As I observed the responses of our youth varying from boredom and distress to relief and comfort, I found myself wondering how times have changed so quickly. I am considered by many to still be a young adult and yet cell phones were not an active part of my life until my 20s and the internet was just catching speed in high school. And here we are, so dependent and connected to others and information at all times, and yet simultaneously so very disconnected from face-to-face interactions, our congregations and our families. This change in our society and in our church communities is real and impactful. To try to avoid and stop technology seems impossible, yet we can remind ourselves and our communities of ways to maintain and increase interpersonal connection that is essential for our health and our relationships.

As Clymer writes in his prayer, we sometimes plunge into busyness as a distraction from our own pains. This can neither address our pains nor allow us to lean on others for support or allow others to glean support from us. In Maslow’s Hierarchy of Needs, there are five levels of needs required for our holistic well-being. The foundation is our physiological need: food, water, shelter, etc. Without this all else is difficult to grasp. Next is our sense of safety: health, security, resources, etc. Third is our need for love and belonging: friendship and family. So often we seek this sense of love and belonging through social media where communication is painfully subject to misinterpretation,without tending to community around us. How do we show love and acceptance to those in our congregations?
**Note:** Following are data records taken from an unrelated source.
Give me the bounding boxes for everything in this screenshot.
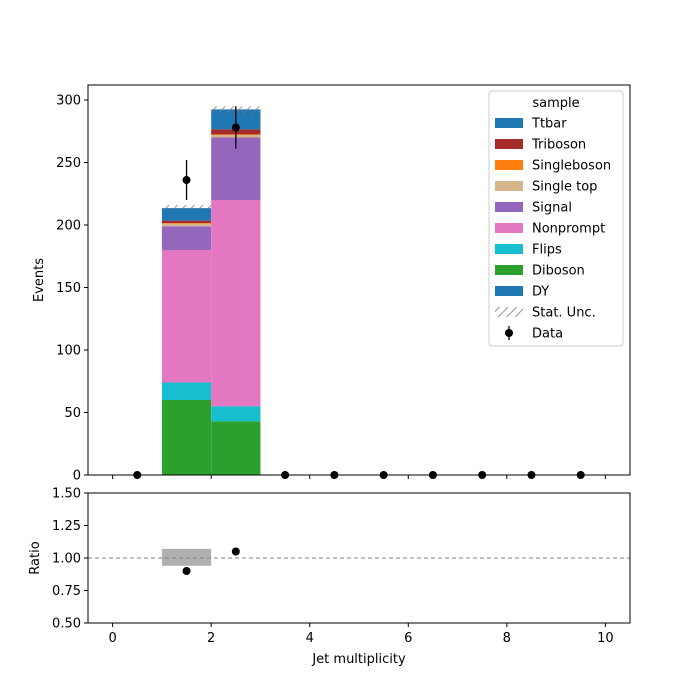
bar-segment-single-top-bin-0 xyxy=(161,223,212,227)
legend-label-dy: DY xyxy=(532,285,549,300)
legend-label-diboson: Diboson xyxy=(532,264,585,279)
bar-segment-nonprompt-bin-1 xyxy=(211,200,261,407)
ratio-y-tick-label: 1.25 xyxy=(52,519,81,534)
legend-swatch-stat-unc xyxy=(495,307,523,317)
legend-label-nonprompt: Nonprompt xyxy=(532,222,605,237)
main-y-tick-label: 200 xyxy=(56,219,81,234)
bar-segment-ttbar-bin-0 xyxy=(161,208,212,221)
ratio-x-tick-label: 10 xyxy=(597,631,614,646)
legend-label-singleboson: Singleboson xyxy=(532,159,611,174)
main-y-tick-label: 100 xyxy=(56,344,81,359)
ratio-x-tick-label: 2 xyxy=(207,631,215,646)
legend-swatch-dy xyxy=(495,286,523,296)
ratio-y-tick-label: 0.50 xyxy=(52,617,81,632)
main-axes-frame xyxy=(87,84,631,476)
legend-box xyxy=(488,90,624,347)
main-y-tick-label: 0 xyxy=(73,469,81,484)
ratio-y-tick-label: 0.75 xyxy=(52,584,81,599)
data-point-2 xyxy=(231,123,240,132)
main-y-tick-label: 250 xyxy=(56,156,81,171)
legend-swatch-nonprompt xyxy=(495,223,523,233)
bar-segment-singleboson-bin-0 xyxy=(161,223,212,224)
ratio-y-tick-label: 1.50 xyxy=(52,487,81,502)
legend-swatch-singleboson xyxy=(495,160,523,170)
legend-swatch-ttbar xyxy=(495,118,523,128)
ratio-x-tick-label: 8 xyxy=(503,631,511,646)
legend-data-marker xyxy=(505,329,513,337)
legend-swatch-triboson xyxy=(495,139,523,149)
ratio-x-tick-label: 0 xyxy=(108,631,116,646)
legend-swatch-signal xyxy=(495,202,523,212)
legend-label-signal: Signal xyxy=(532,201,572,216)
bar-segment-flips-bin-0 xyxy=(161,382,212,400)
data-point-1 xyxy=(182,176,191,184)
legend-label-flips: Flips xyxy=(532,243,562,258)
legend-swatch-diboson xyxy=(495,265,523,275)
ratio-x-tick-label: 4 xyxy=(306,631,314,646)
ratio-x-tick-label: 6 xyxy=(404,631,412,646)
main-y-axis-label: Events xyxy=(32,258,47,302)
bar-segment-diboson-bin-0 xyxy=(161,400,212,475)
main-y-tick-label: 50 xyxy=(64,406,81,421)
ratio-panel: 0.50 0.75 1.00 1.25 1.50 0 2 4 6 8 10 Jet multiplic… xyxy=(28,487,631,667)
ratio-x-axis-label: Jet multiplicity xyxy=(311,652,406,667)
legend-title: sample xyxy=(532,96,579,111)
main-y-tick-label: 150 xyxy=(56,281,81,296)
ratio-y-axis-label: Ratio xyxy=(28,541,43,574)
main-y-tick-label: 300 xyxy=(56,94,81,109)
bar-segment-nonprompt-bin-0 xyxy=(161,250,212,383)
legend-label-stat-unc: Stat. Unc. xyxy=(532,306,596,321)
ratio-point-1 xyxy=(231,547,240,556)
legend: sample Ttbar Triboson Singleboson Single top… xyxy=(488,90,624,347)
bar-segment-diboson-bin-1 xyxy=(211,421,261,475)
bar-segment-triboson-bin-0 xyxy=(161,220,212,224)
bar-segment-flips-bin-1 xyxy=(211,406,261,422)
main-panel: 0 50 100 150 200 250 300 Events xyxy=(32,84,631,484)
ratio-point-0 xyxy=(182,567,191,575)
legend-swatch-flips xyxy=(495,244,523,254)
bar-segment-signal-bin-0 xyxy=(161,226,212,250)
stat-unc-band-bin-0 xyxy=(161,205,212,210)
ratio-unc-band-0 xyxy=(161,548,212,566)
legend-label-data: Data xyxy=(532,327,563,342)
legend-label-triboson: Triboson xyxy=(531,138,586,153)
legend-swatch-single-top xyxy=(495,181,523,191)
ratio-y-tick-label: 1.00 xyxy=(52,552,81,567)
legend-label-single-top: Single top xyxy=(532,180,597,195)
legend-label-ttbar: Ttbar xyxy=(531,117,567,132)
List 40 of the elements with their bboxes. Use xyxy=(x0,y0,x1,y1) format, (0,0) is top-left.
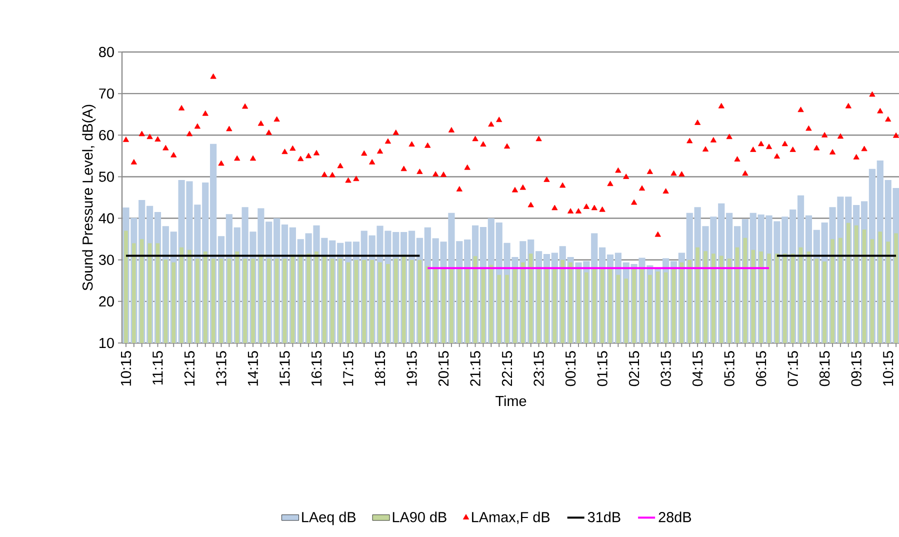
legend-label: LAeq dB xyxy=(302,512,356,526)
y-axis-title: Sound Pressure Level, dB(A) xyxy=(82,104,96,290)
x-tick-label: 10:15 xyxy=(120,351,132,386)
x-axis-title: Time xyxy=(496,396,526,406)
y-tick-label: 30 xyxy=(98,254,114,265)
x-tick-label: 16:15 xyxy=(311,351,322,386)
y-tick-label: 50 xyxy=(98,172,114,182)
x-tick-label: 02:15 xyxy=(628,351,640,386)
x-tick-label: 10:15 xyxy=(882,351,894,386)
x-tick-label: 19:15 xyxy=(406,351,417,386)
x-tick-label: 09:15 xyxy=(851,351,862,386)
x-tick-label: 03:15 xyxy=(660,351,671,386)
legend-label: LAmax,F dB xyxy=(472,512,550,524)
x-tick-label: 01:15 xyxy=(597,351,608,386)
x-tick-label: 06:15 xyxy=(756,351,766,386)
x-tick-label: 13:15 xyxy=(216,351,226,386)
y-tick-label: 10 xyxy=(100,338,114,348)
x-tick-label: 11:15 xyxy=(152,351,163,385)
y-tick-label: 40 xyxy=(98,213,114,224)
legend-label: 28dB xyxy=(658,512,692,522)
x-tick-label: 04:15 xyxy=(692,351,703,386)
x-tick-label: 21:15 xyxy=(470,351,480,386)
x-tick-label: 22:15 xyxy=(502,351,512,386)
x-tick-label: 20:15 xyxy=(438,351,449,386)
x-tick-label: 12:15 xyxy=(184,351,195,386)
x-tick-label: 23:15 xyxy=(534,351,544,386)
legend-label: 31dB xyxy=(588,512,620,522)
x-tick-label: 15:15 xyxy=(280,351,290,386)
x-tick-label: 00:15 xyxy=(565,351,576,386)
x-tick-label: 14:15 xyxy=(248,351,258,386)
x-tick-label: 18:15 xyxy=(374,351,386,386)
legend-label: LA90 dB xyxy=(392,512,446,522)
x-tick-label: 17:15 xyxy=(343,351,354,386)
y-tick-label: 70 xyxy=(99,88,114,99)
y-tick-label: 80 xyxy=(99,46,114,58)
x-tick-label: 07:15 xyxy=(788,351,798,386)
x-tick-label: 05:15 xyxy=(724,351,734,386)
y-tick-label: 60 xyxy=(99,130,114,140)
x-tick-label: 08:15 xyxy=(819,351,830,386)
y-tick-label: 20 xyxy=(99,296,114,307)
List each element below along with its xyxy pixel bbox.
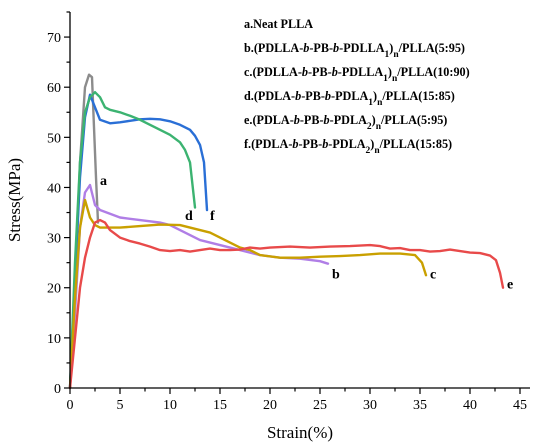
x-tick-label: 10 <box>163 398 177 413</box>
x-tick-label: 30 <box>363 398 377 413</box>
series-line-e <box>68 218 505 390</box>
y-tick-label: 30 <box>47 232 61 247</box>
series-line-d <box>68 91 197 390</box>
curve-label-layer: a b c d e f <box>100 174 513 293</box>
curve-label-f: f <box>210 209 215 224</box>
x-tick-label: 0 <box>67 398 74 413</box>
axes: 0 5 10 15 20 25 30 35 40 45 0 10 20 30 40 50 60 70 <box>47 11 530 413</box>
curve-label-d: d <box>185 209 193 224</box>
curve-label-c: c <box>430 268 436 283</box>
y-tick-label: 10 <box>47 332 61 347</box>
y-axis-title: Stress(MPa) <box>5 158 24 242</box>
x-axis-title: Strain(%) <box>267 423 333 442</box>
legend-entry-3: d.(PDLA-b-PB-b-PDLA1)n/PLLA(15:85) <box>244 89 455 108</box>
legend: a.Neat PLLA b.(PDLLA-b-PB-b-PDLLA1)n/PLLA… <box>244 17 470 156</box>
x-tick-label: 25 <box>313 398 327 413</box>
legend-entry-2: c.(PDLLA-b-PB-b-PDLLA1)n/PLLA(10:90) <box>244 65 470 84</box>
x-tick-label: 40 <box>463 398 477 413</box>
x-tick-label: 15 <box>213 398 227 413</box>
y-tick-label: 50 <box>47 131 61 146</box>
curve-label-e: e <box>507 278 513 293</box>
x-tick-label: 35 <box>413 398 427 413</box>
series-layer <box>68 73 505 390</box>
series-line-b <box>68 183 330 390</box>
x-tick-label: 45 <box>513 398 527 413</box>
curve-label-b: b <box>332 268 340 283</box>
legend-entry-1: b.(PDLLA-b-PB-b-PDLLA1)n/PLLA(5:95) <box>244 41 465 60</box>
series-line-f <box>68 93 209 390</box>
y-tick-label: 70 <box>47 31 61 46</box>
y-tick-label: 40 <box>47 181 61 196</box>
curve-label-a: a <box>100 174 107 189</box>
series-line-c <box>68 198 428 390</box>
legend-entry-0: a.Neat PLLA <box>244 17 313 31</box>
x-tick-label: 5 <box>117 398 124 413</box>
y-tick-label: 20 <box>47 282 61 297</box>
y-tick-label: 0 <box>54 382 61 397</box>
legend-entry-4: e.(PDLA-b-PB-b-PDLA2)n/PLLA(5:95) <box>244 113 447 132</box>
y-tick-label: 60 <box>47 81 61 96</box>
legend-entry-5: f.(PDLA-b-PB-b-PDLA2)n/PLLA(15:85) <box>244 137 452 156</box>
x-tick-label: 20 <box>263 398 277 413</box>
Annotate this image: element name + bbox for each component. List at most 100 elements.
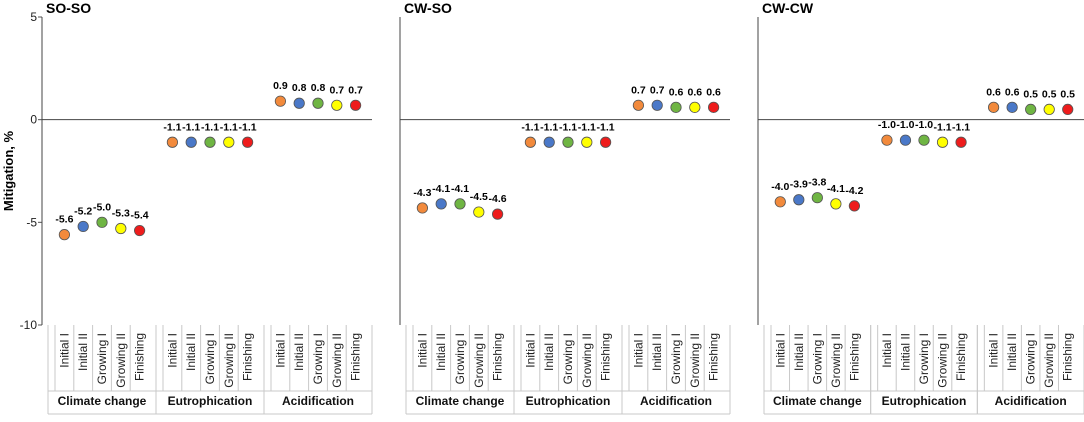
data-point [416,202,428,214]
data-point [651,99,663,111]
data-point [293,97,305,109]
data-point [707,101,720,113]
stage-tick-label: Growing II [936,333,950,388]
data-label: 0.5 [1060,88,1075,100]
category-label: Climate change [773,394,862,408]
stage-tick-label: Growing I [810,333,824,384]
data-point [632,99,645,111]
data-point [96,216,108,228]
data-label: -1.1 [201,121,219,133]
data-label: -5.6 [55,214,73,226]
data-point [204,136,216,148]
stage-tick-label: Finishing [954,333,968,381]
data-label: -1.1 [220,121,238,133]
data-point [454,198,466,210]
data-point [435,198,447,210]
data-point [58,229,71,241]
stage-tick-label: Initial II [292,333,306,371]
data-point [774,196,786,208]
panel-title: CW-CW [762,0,814,16]
data-label: -5.4 [131,210,149,222]
stage-tick-label: Growing II [222,333,236,388]
data-point [185,136,197,148]
data-point [562,136,574,148]
data-label: 0.9 [273,80,288,92]
data-label: -3.9 [790,179,808,191]
data-label: -1.0 [896,119,914,131]
data-point [830,198,842,210]
data-label: -1.1 [597,121,615,133]
data-label: 0.6 [706,86,721,98]
category-label: Acidification [995,394,1067,408]
data-label: -1.1 [578,121,596,133]
data-point [689,101,701,113]
stage-tick-label: Initial I [57,333,71,368]
data-point [223,136,235,148]
data-point [918,134,930,146]
y-tick-label: 5 [30,10,37,24]
data-label: -4.0 [771,181,789,193]
data-label: -4.1 [451,183,469,195]
data-label: -5.2 [74,205,92,217]
data-label: 0.7 [631,84,646,96]
stage-tick-label: Initial II [650,333,664,371]
data-label: -1.1 [163,121,181,133]
stage-tick-label: Initial I [273,333,287,368]
data-label: 0.8 [311,82,326,94]
data-point [115,222,127,235]
data-label: -1.1 [540,121,558,133]
data-label: -4.3 [413,187,431,199]
data-point [881,134,893,146]
stage-tick-label: Initial II [542,333,556,371]
stage-tick-label: Growing II [688,333,702,388]
data-point [312,97,324,109]
category-label: Climate change [416,394,505,408]
data-label: 0.6 [687,86,702,98]
stage-tick-label: Initial I [987,333,1001,368]
data-point [599,136,612,148]
data-label: -5.3 [112,207,130,219]
data-point [274,95,286,107]
category-label: Acidification [640,394,712,408]
data-label: -4.2 [845,185,863,197]
data-label: -1.1 [559,121,577,133]
data-point [166,136,178,148]
stage-tick-label: Finishing [599,333,613,381]
data-point [77,220,89,233]
data-point [955,136,967,148]
stage-tick-label: Initial I [631,333,645,368]
y-tick-label: 0 [30,113,37,127]
category-label: Eutrophication [168,394,253,408]
data-label: -4.5 [470,191,488,203]
data-label: 0.5 [1023,88,1038,100]
data-point [899,134,912,146]
data-label: -1.1 [182,121,200,133]
stage-tick-label: Finishing [1061,333,1075,381]
stage-tick-label: Growing I [453,333,467,384]
stage-tick-label: Initial I [523,333,537,368]
stage-tick-label: Finishing [241,333,255,381]
data-label: 0.7 [650,84,665,96]
y-tick-label: -5 [26,215,37,229]
stage-tick-label: Initial II [434,333,448,371]
y-axis-label: Mitigation, % [1,130,16,211]
data-label: 0.5 [1042,88,1057,100]
stage-tick-label: Growing I [669,333,683,384]
stage-tick-label: Growing II [580,333,594,388]
data-label: 0.6 [986,86,1001,98]
data-label: -1.0 [878,119,896,131]
data-label: 0.6 [1005,86,1020,98]
data-point [670,101,682,113]
data-point [543,136,555,148]
stage-tick-label: Growing II [1042,333,1056,388]
stage-tick-label: Growing I [203,333,217,384]
stage-tick-label: Initial II [1005,333,1019,371]
category-label: Eutrophication [882,394,967,408]
category-label: Climate change [58,394,147,408]
data-point [331,99,343,111]
data-label: -4.1 [827,183,845,195]
data-point [1006,101,1018,113]
data-point [1043,103,1055,116]
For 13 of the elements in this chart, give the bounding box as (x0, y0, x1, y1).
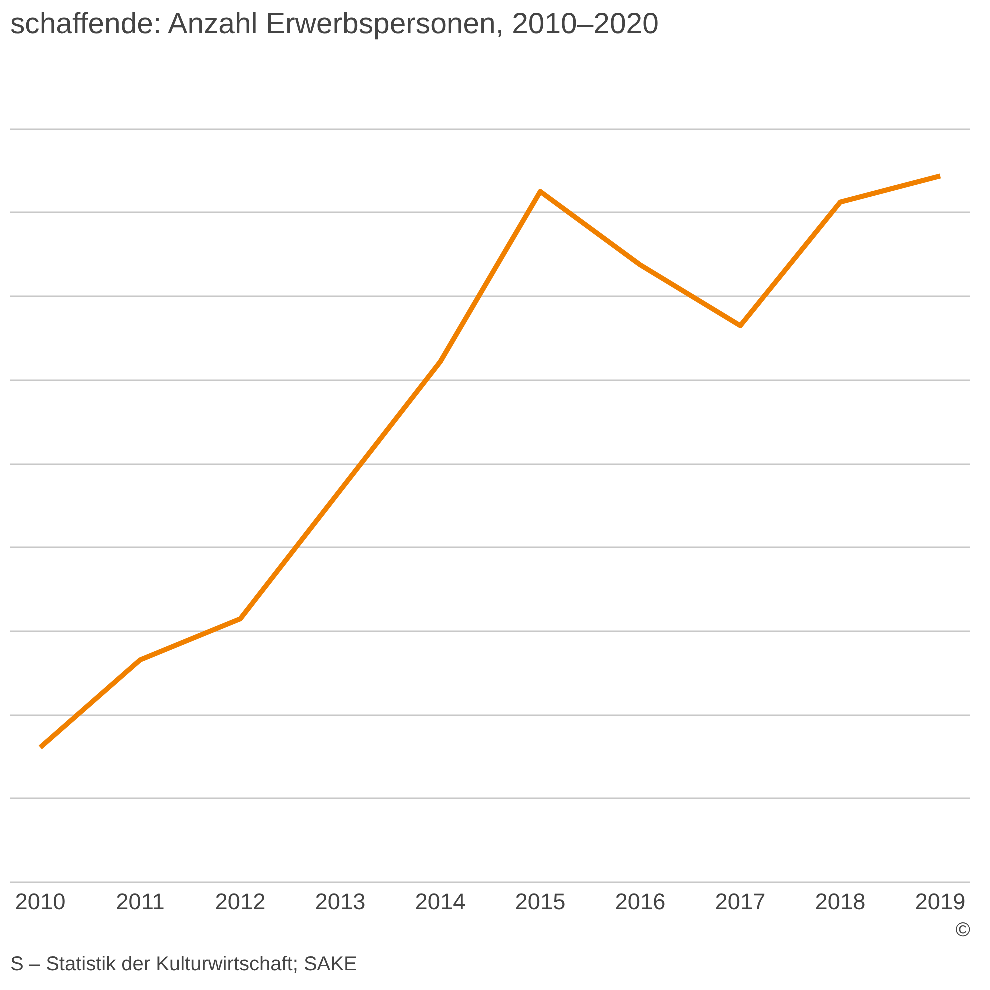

Or to others throughout our conference and denomination? The top two tiers of Maslow’s Hierarchy of needs are highly susceptible to crumble without receiving love and belonging, and those are a sense of esteem and self-actualization. These are two of the most important aspects to our emotional health and wholeness.

An increasing number of studies find that our prosocial behaviors quickly dwindle as we over-connect ourselves to technology, cellphones and work. When we don’t take time to sit and just be with ourselves, our friends and community, to actively listen and to share openly, we lose sight of our own sense of esteem and purpose. Jesus demonstrated to us again and again the act of listening and whole-heartedly being with others as he walked with the men on the road to Emmaus or sat with the woman at the well. Now, Jesus did not have Google, Snapchat and emails to distract him and tend to. But we do, and they don’t seem to be going anywhere fast. So with that reality, we have a new challenge to accept and a choice to make on how committed we are to being in whole-hearted community.